History
In 1955, the original Open House Party was created as the afternoon show on radio station WORC in Worcester, Massachusetts. A few years later, then 17-year-old John Garabedian was hired to DJ on Saturdays and Sundays. One night in 1987 Garabedian went to a party in Boston. There he bumped into Sunny Joe White, radio programmer of Boston's WXKS-FM "Kiss 108". White asked Garabedian if he would do the weekend shift. The following week, the two of them met to discuss it at dinner, where Garabedian proposed the idea for a national interactive weekend party show. White loved it, and agreed to put it on Kiss 108 after Garabedian created a studio to do the show. After looking into various office buildings, Garabedian decided to do the show from his basement. He and his friends strapped a 50-foot pole to his chimney to hold up a little microwave antenna aimed at the Prudential Tower, 27 miles (43 km) to the east, in downtown Boston.

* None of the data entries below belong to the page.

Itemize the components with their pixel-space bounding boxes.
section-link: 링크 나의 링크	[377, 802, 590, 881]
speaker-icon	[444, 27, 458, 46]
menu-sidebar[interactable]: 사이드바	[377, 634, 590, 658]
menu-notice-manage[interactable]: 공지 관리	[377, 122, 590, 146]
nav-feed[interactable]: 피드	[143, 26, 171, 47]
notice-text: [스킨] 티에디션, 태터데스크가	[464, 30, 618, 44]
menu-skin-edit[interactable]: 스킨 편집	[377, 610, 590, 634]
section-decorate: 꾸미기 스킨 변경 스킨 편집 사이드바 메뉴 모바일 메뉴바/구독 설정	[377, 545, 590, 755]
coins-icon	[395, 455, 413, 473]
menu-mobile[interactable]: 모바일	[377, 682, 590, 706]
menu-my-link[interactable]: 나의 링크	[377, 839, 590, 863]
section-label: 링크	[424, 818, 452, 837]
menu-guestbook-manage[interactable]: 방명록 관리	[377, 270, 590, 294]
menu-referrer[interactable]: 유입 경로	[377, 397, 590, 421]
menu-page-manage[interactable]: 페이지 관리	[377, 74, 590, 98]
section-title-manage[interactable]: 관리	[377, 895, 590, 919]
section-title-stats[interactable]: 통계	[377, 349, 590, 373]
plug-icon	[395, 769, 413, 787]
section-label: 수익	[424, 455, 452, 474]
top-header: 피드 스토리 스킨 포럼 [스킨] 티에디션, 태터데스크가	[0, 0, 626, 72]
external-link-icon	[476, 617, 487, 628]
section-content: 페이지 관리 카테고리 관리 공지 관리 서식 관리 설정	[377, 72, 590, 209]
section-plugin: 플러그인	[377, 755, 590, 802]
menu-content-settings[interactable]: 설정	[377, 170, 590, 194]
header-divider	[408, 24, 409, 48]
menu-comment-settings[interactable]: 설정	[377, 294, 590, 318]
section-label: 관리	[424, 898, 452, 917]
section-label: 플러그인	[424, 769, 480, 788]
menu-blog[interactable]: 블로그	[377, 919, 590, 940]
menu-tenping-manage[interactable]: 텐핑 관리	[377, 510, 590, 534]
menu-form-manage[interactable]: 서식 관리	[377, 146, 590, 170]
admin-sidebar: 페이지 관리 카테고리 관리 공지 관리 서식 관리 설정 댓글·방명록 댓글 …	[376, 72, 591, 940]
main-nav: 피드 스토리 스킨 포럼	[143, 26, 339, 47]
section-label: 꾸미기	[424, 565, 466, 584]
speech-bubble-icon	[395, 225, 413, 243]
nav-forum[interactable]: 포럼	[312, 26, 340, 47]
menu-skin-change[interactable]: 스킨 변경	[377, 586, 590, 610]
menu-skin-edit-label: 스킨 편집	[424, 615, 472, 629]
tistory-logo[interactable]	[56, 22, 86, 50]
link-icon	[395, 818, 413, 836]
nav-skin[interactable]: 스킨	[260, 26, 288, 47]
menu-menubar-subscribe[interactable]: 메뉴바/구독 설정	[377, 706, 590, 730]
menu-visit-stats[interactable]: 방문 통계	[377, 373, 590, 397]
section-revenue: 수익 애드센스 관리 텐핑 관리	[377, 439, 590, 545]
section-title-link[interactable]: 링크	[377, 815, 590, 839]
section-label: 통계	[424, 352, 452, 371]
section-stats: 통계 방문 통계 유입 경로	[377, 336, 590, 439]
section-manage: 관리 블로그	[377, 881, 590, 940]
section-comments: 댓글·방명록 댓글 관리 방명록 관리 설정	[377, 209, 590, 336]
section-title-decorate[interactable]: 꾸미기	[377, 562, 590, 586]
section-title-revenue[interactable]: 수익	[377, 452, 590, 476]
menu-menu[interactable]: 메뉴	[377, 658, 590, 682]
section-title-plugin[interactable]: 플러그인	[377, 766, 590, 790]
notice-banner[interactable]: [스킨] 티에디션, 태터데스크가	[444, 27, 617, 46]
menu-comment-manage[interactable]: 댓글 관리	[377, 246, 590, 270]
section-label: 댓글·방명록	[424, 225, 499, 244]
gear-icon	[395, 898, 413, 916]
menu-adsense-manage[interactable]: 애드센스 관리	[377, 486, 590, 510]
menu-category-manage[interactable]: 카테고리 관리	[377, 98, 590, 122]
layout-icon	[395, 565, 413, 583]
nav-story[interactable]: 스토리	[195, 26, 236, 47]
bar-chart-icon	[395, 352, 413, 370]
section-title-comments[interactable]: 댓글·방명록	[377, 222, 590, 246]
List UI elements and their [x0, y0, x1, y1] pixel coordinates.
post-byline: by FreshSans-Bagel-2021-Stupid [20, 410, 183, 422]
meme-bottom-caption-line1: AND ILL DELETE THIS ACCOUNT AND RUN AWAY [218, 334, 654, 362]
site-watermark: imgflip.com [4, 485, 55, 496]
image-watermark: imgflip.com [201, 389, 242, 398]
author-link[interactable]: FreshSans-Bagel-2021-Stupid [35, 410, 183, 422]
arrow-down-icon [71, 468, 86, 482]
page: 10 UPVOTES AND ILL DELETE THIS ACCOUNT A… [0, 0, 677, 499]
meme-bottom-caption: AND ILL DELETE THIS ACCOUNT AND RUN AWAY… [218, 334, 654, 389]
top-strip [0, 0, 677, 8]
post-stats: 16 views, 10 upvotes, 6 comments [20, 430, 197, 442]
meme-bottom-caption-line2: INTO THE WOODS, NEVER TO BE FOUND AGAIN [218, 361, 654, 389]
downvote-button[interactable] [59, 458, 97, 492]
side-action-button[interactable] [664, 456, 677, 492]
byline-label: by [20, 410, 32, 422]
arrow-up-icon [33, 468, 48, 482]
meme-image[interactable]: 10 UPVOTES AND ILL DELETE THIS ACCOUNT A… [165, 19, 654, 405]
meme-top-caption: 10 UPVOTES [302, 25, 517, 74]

On September 5, 1987 at 7 p.m., Open House Party hit the air for the very first time on Kiss 108. Within six months it became the most listened to radio program in Boston on Saturday night, as well as the most listened to radio program every week in the Boston radio market with a 14.8 share.
By the following April, stations across the country had heard about Open House Party's success and were signing on. The 50-foot pole was taken down and was replaced by a satellite dish. By 1990 over 100 stations were carrying Open House Party in the United States and another 40 in Canada.
Garabedian continued to DJ on both Saturday and Sunday until March 2004, when WFLZ afternoon DJ Kane took over the Sunday night show from his house in Tampa. Kane later moved to Washington, D.C. and is now the morning host on WIHT. In December 2007 Kannon, the afternoon DJ at WRDW-FM "Wired 96.5" in Philadelphia, became the new host of the Sunday edition.